The teacher then goes on to say that the Latin sentiment for that idea is ‘Carpe Diem’ or ‘Seize the Day.’
This scene hit me straight to the heart when I saw it. The pace and the simple truth of it resonated deeply with me. While the teacher in the film was teaching his students he is also teaching us, the audience. No wonder it’s a time-honoured classic. A classic that seems to get better with age particularly now years after Robin Williams, who plays the English teacher, tragically took his own life early and now all the students are older actors well into their middle age.
For me, this scene was a reminder that youth is fleeting. We won’t always have the potential and opportunities we have now. All those things we want to do but haven’t got round to or have put off until tomorrow one-day won’t be available to us. This is why it is vital that we stand up and seize every opportunity that we have. To tackle each day with passion and wonder.

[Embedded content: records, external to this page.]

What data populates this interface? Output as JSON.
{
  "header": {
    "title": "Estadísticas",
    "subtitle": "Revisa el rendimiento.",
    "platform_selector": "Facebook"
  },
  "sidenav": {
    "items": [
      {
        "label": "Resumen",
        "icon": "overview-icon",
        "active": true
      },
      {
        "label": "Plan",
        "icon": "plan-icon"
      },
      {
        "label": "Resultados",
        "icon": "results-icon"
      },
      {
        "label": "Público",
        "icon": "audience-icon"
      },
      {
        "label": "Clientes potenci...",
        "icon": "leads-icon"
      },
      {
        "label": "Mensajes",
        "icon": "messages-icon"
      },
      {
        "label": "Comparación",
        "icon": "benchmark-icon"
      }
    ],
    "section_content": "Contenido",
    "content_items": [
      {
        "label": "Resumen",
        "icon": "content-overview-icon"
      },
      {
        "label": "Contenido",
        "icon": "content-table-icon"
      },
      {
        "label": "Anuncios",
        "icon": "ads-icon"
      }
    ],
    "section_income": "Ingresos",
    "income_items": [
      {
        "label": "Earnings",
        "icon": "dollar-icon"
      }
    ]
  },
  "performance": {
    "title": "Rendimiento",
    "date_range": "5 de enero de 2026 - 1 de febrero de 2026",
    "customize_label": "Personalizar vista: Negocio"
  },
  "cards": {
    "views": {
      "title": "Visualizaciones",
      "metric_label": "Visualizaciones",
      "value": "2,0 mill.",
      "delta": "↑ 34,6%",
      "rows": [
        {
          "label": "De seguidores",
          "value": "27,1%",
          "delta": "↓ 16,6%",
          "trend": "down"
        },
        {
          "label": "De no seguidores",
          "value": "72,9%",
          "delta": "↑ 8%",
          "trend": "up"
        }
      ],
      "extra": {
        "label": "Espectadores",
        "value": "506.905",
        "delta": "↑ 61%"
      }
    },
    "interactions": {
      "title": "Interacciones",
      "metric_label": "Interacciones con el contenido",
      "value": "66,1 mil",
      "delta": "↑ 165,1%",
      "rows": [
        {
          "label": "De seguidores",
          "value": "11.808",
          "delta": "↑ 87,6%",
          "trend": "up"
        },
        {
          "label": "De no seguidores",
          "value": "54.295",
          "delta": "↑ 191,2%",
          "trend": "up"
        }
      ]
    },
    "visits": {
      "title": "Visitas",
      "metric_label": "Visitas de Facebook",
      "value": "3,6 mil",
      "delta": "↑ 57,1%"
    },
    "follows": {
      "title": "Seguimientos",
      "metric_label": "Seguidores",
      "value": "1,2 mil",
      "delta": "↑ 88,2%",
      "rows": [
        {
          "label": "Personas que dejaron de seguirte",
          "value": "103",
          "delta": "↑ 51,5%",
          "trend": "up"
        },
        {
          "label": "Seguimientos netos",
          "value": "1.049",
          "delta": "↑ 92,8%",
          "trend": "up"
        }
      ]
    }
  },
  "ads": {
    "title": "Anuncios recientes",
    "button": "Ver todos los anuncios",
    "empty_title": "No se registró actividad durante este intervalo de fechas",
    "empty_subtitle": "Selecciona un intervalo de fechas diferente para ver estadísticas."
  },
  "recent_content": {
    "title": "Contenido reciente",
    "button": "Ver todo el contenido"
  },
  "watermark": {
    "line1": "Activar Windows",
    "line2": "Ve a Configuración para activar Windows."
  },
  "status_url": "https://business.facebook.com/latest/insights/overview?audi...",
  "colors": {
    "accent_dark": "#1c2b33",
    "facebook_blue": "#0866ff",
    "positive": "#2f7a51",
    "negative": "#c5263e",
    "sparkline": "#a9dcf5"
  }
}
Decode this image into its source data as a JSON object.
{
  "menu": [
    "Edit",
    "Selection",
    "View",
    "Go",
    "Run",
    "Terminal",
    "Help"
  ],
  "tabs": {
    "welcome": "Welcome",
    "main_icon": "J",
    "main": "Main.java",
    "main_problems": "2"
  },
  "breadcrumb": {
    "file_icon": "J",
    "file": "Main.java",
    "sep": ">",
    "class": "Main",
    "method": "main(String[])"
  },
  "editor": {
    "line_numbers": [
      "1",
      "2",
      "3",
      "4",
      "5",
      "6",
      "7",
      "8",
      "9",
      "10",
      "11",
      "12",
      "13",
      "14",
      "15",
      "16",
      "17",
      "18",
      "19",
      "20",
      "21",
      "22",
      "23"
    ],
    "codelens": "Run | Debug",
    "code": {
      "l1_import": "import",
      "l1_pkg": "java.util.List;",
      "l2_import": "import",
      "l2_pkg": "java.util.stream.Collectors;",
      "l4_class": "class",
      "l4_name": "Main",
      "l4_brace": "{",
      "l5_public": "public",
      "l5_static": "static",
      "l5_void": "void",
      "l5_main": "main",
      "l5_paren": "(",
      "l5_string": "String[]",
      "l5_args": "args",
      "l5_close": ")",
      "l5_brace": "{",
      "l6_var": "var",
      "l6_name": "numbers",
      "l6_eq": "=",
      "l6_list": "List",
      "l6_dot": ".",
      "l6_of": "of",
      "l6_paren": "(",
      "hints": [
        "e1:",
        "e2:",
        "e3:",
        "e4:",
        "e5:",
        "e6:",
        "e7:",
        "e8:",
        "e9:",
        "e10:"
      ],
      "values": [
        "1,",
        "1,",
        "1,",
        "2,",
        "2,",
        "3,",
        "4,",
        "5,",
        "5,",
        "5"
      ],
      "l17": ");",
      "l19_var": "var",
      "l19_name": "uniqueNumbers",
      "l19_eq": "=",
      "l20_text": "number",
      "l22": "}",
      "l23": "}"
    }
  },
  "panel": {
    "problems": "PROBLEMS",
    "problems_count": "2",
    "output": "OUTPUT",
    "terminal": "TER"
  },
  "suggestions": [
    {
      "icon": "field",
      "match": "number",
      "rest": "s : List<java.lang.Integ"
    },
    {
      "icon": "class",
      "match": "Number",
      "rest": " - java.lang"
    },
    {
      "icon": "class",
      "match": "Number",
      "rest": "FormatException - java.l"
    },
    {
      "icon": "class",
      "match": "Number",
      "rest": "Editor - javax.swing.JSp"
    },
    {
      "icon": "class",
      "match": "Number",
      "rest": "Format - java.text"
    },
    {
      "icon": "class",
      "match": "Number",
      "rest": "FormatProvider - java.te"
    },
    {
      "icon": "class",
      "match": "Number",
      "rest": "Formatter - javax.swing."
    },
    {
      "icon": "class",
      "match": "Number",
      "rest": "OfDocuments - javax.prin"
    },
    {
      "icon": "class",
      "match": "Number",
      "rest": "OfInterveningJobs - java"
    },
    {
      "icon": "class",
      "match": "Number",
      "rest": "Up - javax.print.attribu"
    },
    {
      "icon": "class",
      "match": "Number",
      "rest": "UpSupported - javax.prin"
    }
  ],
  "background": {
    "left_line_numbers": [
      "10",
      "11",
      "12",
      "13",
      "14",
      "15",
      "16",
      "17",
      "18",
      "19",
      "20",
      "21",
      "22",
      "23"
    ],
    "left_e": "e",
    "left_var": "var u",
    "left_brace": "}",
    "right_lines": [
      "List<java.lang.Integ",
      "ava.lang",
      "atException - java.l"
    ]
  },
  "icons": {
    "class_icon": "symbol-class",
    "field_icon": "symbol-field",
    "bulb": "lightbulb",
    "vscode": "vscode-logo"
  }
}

The end result of such a pursuit and such an outlook can only be a more meaningful and more interesting life. And the brilliant thing is that it’s in our control. It’s in our hands. It’s in our outlook on the world and the way we choose to face the day.
So this morning rather than sleeping in I got out of bed at 7 am, had breakfast and went to the gym. Because the only time that will ever be is now and the only choices we have to make is to what extent do we want to seize the day. To make of it the best it can be.
The reason I write this here is because an outlook like this can make all the difference when it comes to having a dynamic social life. My hope is that it gives you the impulse to go out and do those activities you’ve always wanted or start that group you’ve always thought was a good idea. The only time is now. Before it’s too late.
So go out and make your life as brilliant and meaning full as you can! Carpe diem! Gather ye Rosebuds!